Recent economic developments point to continued strong macroeconomic performance. Exports in the three months through January 2004 grew at an annual rate of 30 percent, spurred by a near doubling of exports of clothing and apparel. Imports grew at an annual rate of 18 percent during the same period. Revised estimates of the balance of payments for 2003 indicate a slightly higher current account surplus compared to the data presented in the staff report. General sales tax (GST) and income tax collections were strong through February 2004, leading to a budgetary surplus—excluding spending through nonbudgetary accounts— of JD 117 million (1½ percent of projected 2004 GDP). Broad money continued to expand at a healthy pace through January 2004 (13.5 percent year-on-year), reflecting strong demand for currency. Revised monetary data through end-2003 also show a somewhat higher expansion of broad money (12.4 percent year-on-year) compared to 11.0 percent presented in the staff report. The gross usable reserves of the CBJ declined by $237 million since end-2003 and stood at $4.5 billion on March 25, 2004, reflecting the unfreezing of Iraqi government accounts held in Jordan and the timing of disbursements of grants, as envisaged under the program. The performance criterion on the net international reserves of the CBJ at end-March 2004 is expected to have been observed by a comfortable margin.

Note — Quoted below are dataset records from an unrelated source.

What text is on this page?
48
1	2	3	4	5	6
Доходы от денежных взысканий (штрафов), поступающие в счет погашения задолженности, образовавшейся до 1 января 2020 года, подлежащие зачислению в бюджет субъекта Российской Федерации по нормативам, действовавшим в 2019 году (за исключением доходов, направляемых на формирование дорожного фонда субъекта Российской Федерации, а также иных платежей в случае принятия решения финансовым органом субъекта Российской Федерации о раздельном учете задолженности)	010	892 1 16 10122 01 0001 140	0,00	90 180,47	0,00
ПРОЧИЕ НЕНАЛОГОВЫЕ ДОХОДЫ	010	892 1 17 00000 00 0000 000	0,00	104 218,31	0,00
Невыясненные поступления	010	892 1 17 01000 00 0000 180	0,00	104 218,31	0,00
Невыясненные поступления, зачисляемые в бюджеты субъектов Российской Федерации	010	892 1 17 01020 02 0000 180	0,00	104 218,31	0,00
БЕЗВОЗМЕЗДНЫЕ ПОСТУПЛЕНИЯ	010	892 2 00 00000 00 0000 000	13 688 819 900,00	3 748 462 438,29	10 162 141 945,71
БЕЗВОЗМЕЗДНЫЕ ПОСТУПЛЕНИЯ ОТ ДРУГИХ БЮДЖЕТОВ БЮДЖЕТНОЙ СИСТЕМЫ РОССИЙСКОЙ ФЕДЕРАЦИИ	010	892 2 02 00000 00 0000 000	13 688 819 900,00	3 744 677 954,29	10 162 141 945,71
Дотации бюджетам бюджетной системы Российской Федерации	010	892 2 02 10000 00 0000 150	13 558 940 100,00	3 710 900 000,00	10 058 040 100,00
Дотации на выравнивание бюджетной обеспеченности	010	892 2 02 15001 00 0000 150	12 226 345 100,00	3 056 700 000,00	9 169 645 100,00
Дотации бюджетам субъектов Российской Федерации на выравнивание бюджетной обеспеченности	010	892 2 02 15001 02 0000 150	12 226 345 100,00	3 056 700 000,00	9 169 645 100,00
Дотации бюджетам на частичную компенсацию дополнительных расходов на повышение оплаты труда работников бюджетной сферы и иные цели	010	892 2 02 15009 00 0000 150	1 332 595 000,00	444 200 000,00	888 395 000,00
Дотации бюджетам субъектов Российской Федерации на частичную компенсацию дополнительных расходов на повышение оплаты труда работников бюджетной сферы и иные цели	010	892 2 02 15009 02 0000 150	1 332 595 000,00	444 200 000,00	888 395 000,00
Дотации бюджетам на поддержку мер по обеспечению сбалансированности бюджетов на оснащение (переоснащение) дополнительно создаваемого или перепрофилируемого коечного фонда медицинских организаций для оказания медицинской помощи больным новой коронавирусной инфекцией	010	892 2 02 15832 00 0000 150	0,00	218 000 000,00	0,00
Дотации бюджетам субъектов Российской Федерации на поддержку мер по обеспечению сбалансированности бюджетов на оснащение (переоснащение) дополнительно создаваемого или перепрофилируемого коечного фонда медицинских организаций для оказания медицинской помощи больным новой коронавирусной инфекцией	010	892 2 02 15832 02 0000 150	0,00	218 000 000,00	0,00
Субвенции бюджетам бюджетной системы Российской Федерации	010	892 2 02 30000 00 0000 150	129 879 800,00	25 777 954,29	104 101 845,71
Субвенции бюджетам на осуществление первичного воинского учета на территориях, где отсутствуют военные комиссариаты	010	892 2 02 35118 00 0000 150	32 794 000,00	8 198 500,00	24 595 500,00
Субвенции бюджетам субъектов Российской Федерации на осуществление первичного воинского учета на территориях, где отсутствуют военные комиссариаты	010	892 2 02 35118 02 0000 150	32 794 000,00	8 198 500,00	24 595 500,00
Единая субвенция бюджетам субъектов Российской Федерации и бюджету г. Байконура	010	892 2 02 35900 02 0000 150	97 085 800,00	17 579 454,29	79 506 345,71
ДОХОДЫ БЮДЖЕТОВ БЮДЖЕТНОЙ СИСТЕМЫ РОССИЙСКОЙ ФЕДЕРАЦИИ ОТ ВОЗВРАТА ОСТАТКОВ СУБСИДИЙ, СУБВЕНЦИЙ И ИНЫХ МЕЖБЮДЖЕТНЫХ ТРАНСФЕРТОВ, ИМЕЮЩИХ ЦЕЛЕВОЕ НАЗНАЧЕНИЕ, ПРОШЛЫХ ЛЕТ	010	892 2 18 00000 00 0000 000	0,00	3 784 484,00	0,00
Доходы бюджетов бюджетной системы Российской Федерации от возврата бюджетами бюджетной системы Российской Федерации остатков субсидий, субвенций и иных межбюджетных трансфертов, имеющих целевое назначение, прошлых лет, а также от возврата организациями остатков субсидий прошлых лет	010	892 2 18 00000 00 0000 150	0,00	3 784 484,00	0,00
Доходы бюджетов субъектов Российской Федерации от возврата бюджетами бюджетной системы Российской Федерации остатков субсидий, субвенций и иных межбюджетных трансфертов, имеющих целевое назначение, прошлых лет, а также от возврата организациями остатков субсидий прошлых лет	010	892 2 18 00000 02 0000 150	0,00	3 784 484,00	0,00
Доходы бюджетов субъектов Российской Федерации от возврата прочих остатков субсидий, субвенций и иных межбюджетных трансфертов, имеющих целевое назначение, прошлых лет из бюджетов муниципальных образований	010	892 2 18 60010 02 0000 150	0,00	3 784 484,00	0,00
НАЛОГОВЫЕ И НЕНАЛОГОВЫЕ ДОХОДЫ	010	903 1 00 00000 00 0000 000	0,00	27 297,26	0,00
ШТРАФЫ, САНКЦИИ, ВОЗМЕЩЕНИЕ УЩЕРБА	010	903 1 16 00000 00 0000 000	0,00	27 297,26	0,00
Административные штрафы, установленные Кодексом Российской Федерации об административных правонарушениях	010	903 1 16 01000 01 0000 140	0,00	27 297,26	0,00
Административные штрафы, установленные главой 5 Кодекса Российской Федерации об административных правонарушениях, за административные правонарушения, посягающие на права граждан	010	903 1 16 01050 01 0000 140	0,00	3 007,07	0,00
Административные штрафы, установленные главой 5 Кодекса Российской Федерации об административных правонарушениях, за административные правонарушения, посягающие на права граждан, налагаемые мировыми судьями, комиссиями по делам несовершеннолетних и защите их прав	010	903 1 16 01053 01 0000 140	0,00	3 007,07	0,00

The authorities continued to make progress on policy implementation and structural reforms. Parliament approved the increase in the standard GST rate to 16 percent effective April 1, one percentage point higher than envisaged in the authorities’ Memorandum on Economic and Financial Policies. In addition, the cabinet approved the extension of the GST to alcohol and tobacco, and an average increase of 9 percent in domestic petroleum product prices effective April 3. These measures should yield additional revenue equivalent to 2.2 percent of GDP on an annualized basis, which will help the authorities achieve the fiscal deficit target under the program. Parliament also ratified the temporary laws passed in 2003 on the taxation of interest income and the income withholding tax on importers. Finally, the cabinet approved the planned privatization of the electricity generation and distribution companies, which is expected to attract significant interest from investors.